Saat itu, belum ada internet untuk menyebarkan teori konspirasi ini, namun teori ini masih menyebar secara masif. Namun, The Beatles menuai keuntungan. Teori konspirasi ini terbukti meningkatkan penjualan rekaman mereka; yang dilaporkan menjadi salah satu bulan terbesar dalam sejarah dalam hal penjualan album The Beatles. Mungkin teori konspirasinya seharusnya adalah bahwa The Beatles menanamkan teori konspirasi ini sebagai alat pemasaran.
Sebuah studi oleh Barkun (2016) berpendapat bahwa sebagian besar teori konspirasi ada sebagai bagian dari "pengetahuan yang distigmatisasi," atau klaim pengetahuan yang belum diterima oleh institusi yang kita andalkan untuk validasi kebenaran. Teori konspirasi yang dulunya hanya dipercaya oleh kaum 'pinggiran' sekarang mulai bergabung dengan arus utama. Ini adalah hasil dari banyak faktor, termasuk internet seperti yang kita diskusikan, meningkatnya kecurigaan terhadap otoritas, dan penyebaran tema-tema khusus dalam budaya populer. Teori-teori tersebut tidak lagi memengaruhi sebagian kecil masyarakat, namun kini berpotensi menjadi wacana publik.

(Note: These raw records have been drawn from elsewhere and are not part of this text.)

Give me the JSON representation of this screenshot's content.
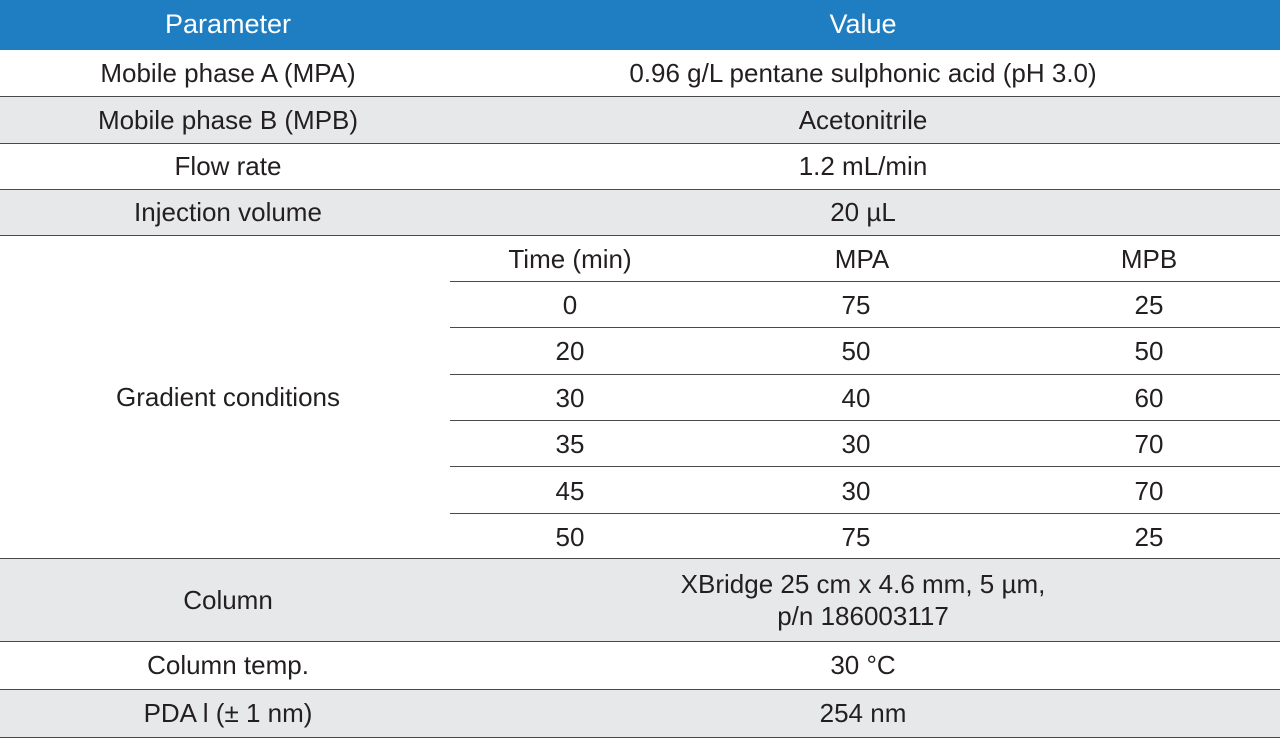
{
  "header": {
    "parameter": "Parameter",
    "value": "Value"
  },
  "rows": [
    {
      "parameter": "Mobile phase A (MPA)",
      "value": "0.96 g/L pentane sulphonic acid (pH 3.0)"
    },
    {
      "parameter": "Mobile phase B (MPB)",
      "value": "Acetonitrile"
    },
    {
      "parameter": "Flow rate",
      "value": "1.2 mL/min"
    },
    {
      "parameter": "Injection volume",
      "value": "20 µL"
    }
  ],
  "gradient": {
    "parameter": "Gradient conditions",
    "columns": [
      "Time (min)",
      "MPA",
      "MPB"
    ],
    "rows": [
      [
        "0",
        "75",
        "25"
      ],
      [
        "20",
        "50",
        "50"
      ],
      [
        "30",
        "40",
        "60"
      ],
      [
        "35",
        "30",
        "70"
      ],
      [
        "45",
        "30",
        "70"
      ],
      [
        "50",
        "75",
        "25"
      ]
    ]
  },
  "column": {
    "parameter": "Column",
    "value_line1": "XBridge 25 cm x 4.6 mm, 5 µm,",
    "value_line2": "p/n 186003117"
  },
  "rows_after": [
    {
      "parameter": "Column temp.",
      "value": "30 °C"
    },
    {
      "parameter": "PDA l (± 1 nm)",
      "value": "254 nm"
    }
  ],
  "colors": {
    "header_bg": "#1f7ec2",
    "header_text": "#ffffff",
    "shaded_row": "#e7e8e9",
    "text": "#231f20",
    "rule": "#4a4a4a"
  }
}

Jadi, teori konspirasi sayangnya tidak bisa dihindari. Pandemi telah memperkuat ketergantungan kita pada internet dan teknologi, sehingga membuat kita lebih rentan terhadap informasi yang tidak diverifikasi daripada kondisi setahun yang lalu. Tentu saja, internet dan perangkat lainnya hanya sebaik yang kita - pengguna - buat. Kita dapat memperlambat pertumbuhan teori konspirasi yang berpotensi menimbulkan polarisasi dan bencana dengan tetap bersikap kritis dan berhati-hati dengan jenis informasi yang kita kirimkan ke dunia.